The size of the implant is determined by the width of the implant base, the implant height and the implant profile. Although patients will request certain cup sizes, the width of the chest wall is the most important factor in determining the maximum size of implant possible. Once the base diameter or width has been assessed, the height of the implant and the profile of the implant can be altered to give the overall shape. Shape is altered by not only the implant but the anatomical position of the sternum, the height of the chest wall and the position of the nipple or breast tissue. Nipples and breast tissue can be lifted using certain implant shapes and/or by altering the position of the inframammary fold on the chest wall. Certain implants can be chosen to create fullness in the top or the bottom of the breast.

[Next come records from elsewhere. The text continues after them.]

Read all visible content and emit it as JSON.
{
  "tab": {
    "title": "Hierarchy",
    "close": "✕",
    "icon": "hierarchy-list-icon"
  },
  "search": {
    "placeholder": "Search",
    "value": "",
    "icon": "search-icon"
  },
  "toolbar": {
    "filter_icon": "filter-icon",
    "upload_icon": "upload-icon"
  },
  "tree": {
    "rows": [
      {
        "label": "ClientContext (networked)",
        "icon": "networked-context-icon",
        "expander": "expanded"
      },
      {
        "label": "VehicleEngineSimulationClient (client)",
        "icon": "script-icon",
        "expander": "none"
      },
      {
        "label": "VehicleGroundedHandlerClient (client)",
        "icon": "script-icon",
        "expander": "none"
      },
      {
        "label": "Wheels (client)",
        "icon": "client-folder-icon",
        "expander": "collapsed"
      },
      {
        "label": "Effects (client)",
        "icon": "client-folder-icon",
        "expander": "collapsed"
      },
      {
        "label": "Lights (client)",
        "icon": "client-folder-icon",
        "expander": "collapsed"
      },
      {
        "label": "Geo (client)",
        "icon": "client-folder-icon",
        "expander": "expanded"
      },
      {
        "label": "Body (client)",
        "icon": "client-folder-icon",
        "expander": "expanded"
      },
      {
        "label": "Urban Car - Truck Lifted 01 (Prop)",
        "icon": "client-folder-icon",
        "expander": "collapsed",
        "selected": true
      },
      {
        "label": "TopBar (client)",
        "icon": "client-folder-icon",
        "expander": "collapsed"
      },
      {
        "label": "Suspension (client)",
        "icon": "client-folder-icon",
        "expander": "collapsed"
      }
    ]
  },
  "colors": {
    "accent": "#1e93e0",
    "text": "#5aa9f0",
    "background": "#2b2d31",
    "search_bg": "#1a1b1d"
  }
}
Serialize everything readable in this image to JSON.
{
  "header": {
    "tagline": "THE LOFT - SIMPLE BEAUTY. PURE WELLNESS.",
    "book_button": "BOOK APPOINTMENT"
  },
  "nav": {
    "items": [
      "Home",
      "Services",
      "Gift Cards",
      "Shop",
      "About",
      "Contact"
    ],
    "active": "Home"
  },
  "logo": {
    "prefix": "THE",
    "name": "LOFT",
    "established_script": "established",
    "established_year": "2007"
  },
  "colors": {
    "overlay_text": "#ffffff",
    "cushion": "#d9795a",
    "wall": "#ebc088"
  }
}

One of the most important discussions centres around the sternum and the width of the sternum in relation to the muscle insertion.

It is this anatomical position that determines how the implants will sit to create the cleavage. Often patients request ‘overs’ or ‘unders’, i.e. implants positioned either over or under the muscle. A careful examination of the amount of breast tissue, the location of the pectoralis muscle and the position of the sternum will dictate the pros and cons of the pocket placement. The benefits of ‘unders’ are that the implants at the top and in the cleavage have more coverage with a muscle layer and so there is less chance of feeling the implant. ‘Overs’, although more prone to be palpable at the top and in the cleavage area do allow one to create less of a gap and more of a cleavage, especially in a bra. A combination of both these techniques, called a ‘dual plane’ technique, allowing a more reliable positioning of the breast tissue than the solely ‘under’ technique, has become the preferred method when a patient wants to have the implant under the muscle or has minimal breast tissue. It still has a tendency to produce slightly more of a gap in the cleavage area. If the breast tissue and nipple lie below the level of the inframammary fold then it is important to discuss the benefits of a mastopexy at the same time as a breast augmentation and patients consulting for breast augmentation should consult with experienced surgeons with experience in mastopexy implant to obtain a full understanding of the limitations of breast augmentation alone. This will avoid the need for revisionary procedures at the outset. Revisionary procedures are extremely rare if the correct implant and the correct technique are performed. This often requires multiple consultations to determine the individual needs and expectations of each and every patient.